Kemudian, melakukan penyelidikan, pengamanan dan penggalangan intelijen, mengumpulkan informasi dan bahan keterangan serta melakukan deteksi dini dan peringatan dini dalam rangka pencegahan, penangkalan, dan penanggulangan terhadap setiap hakikat ancaman termasuk keberadaan dan kegiatan orang asing guna mengamankan kepentingan nasional dengan menjunjung tinggi hak asasi manusia.
Berikutnya, pada Pasal 16B ayat (1) disebutkan kegiatan pengumpulan informasi dan bahan keterangan dalam rangka tugas Intelkam Polri sebagaimana dimaksud dalam Pasal 16A huruf c.
Hal ini meliputi permintaan bahan keterangan kepada kementerian, lembaga pemerintah nonkementerian, dan/atau lembaga lainnya dan pemeriksaan aliran dana dan penggalian informasi.
Pada ayat (2) pun disebutkan kegiatan sebagaimana dimaksud pada ayat (1) dapat dilakukan terhadap sasaran sumber ancaman baik dari dalam negeri maupun dari luar negeri termasuk ancaman dari orang yang sedang menjalani proses hukum.

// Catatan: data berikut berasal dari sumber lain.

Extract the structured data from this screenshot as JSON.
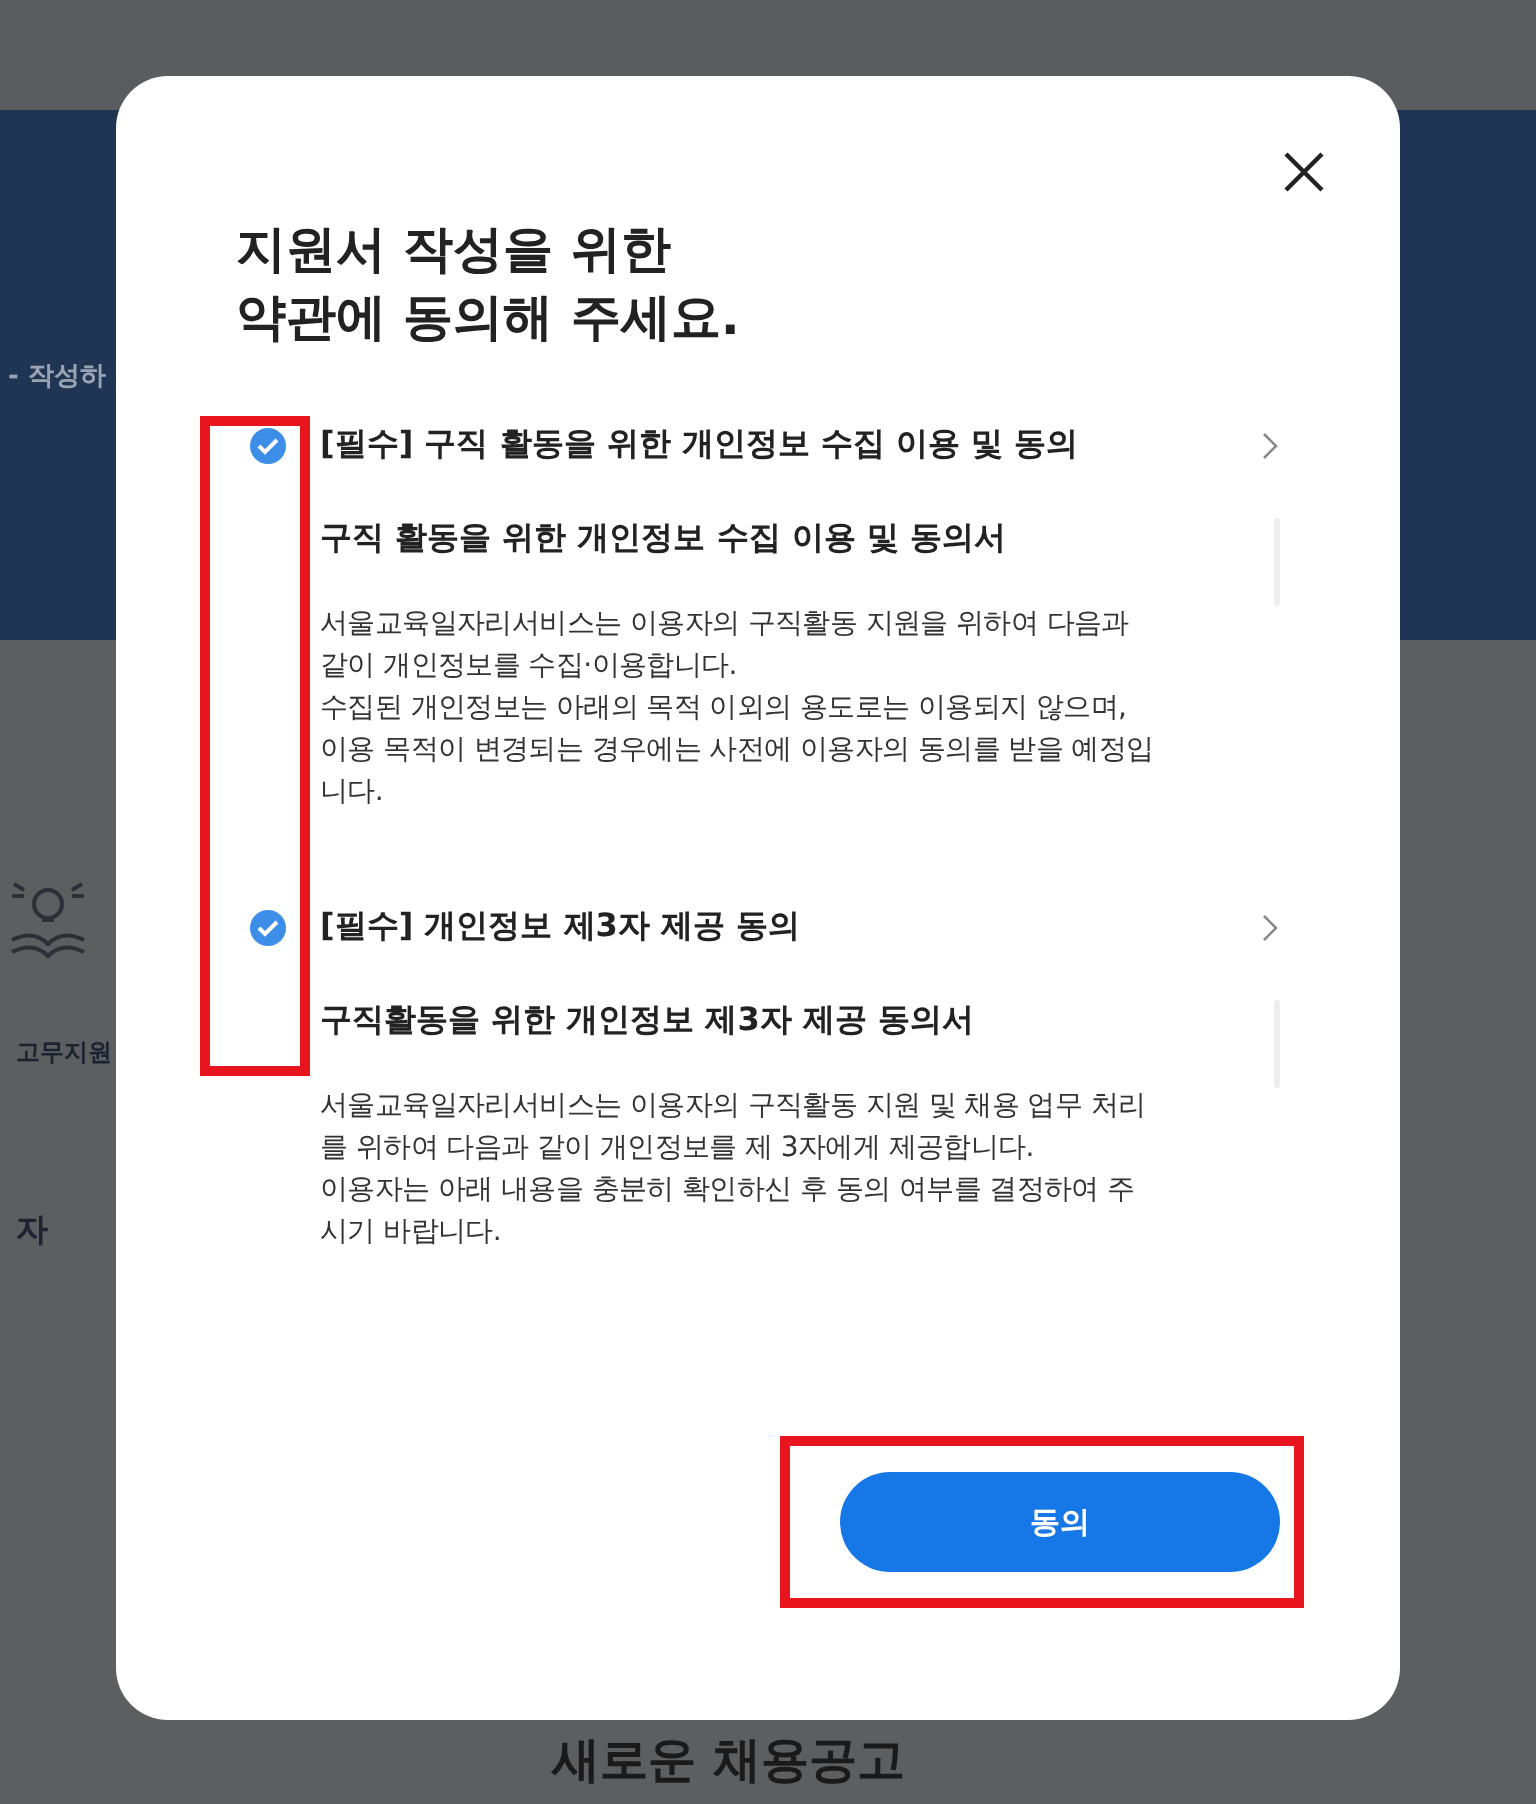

"Terkait dengan ancaman terhadap kepentingan dan keamanan nasional meliputi ideologi, politik, ekonomi, sosial, budaya, keamanan, dan sektor kehidupan masyarakat lainnya, termasuk pangan, energi, sumber daya alam, dan lingkungan hidup dan/atau terorisme, separatisme, spionase, dan sabotase yang mengancam keselamatan, keamanan, dan kedaulatan nasional," bunyi pasal tersebut lagi.
"Ayat (3) Dalam melaksanakan kegiatan pengumpulan informasi dan bahan keterangan sebagaimana dimaksud pada ayat (1) dan ayat (2).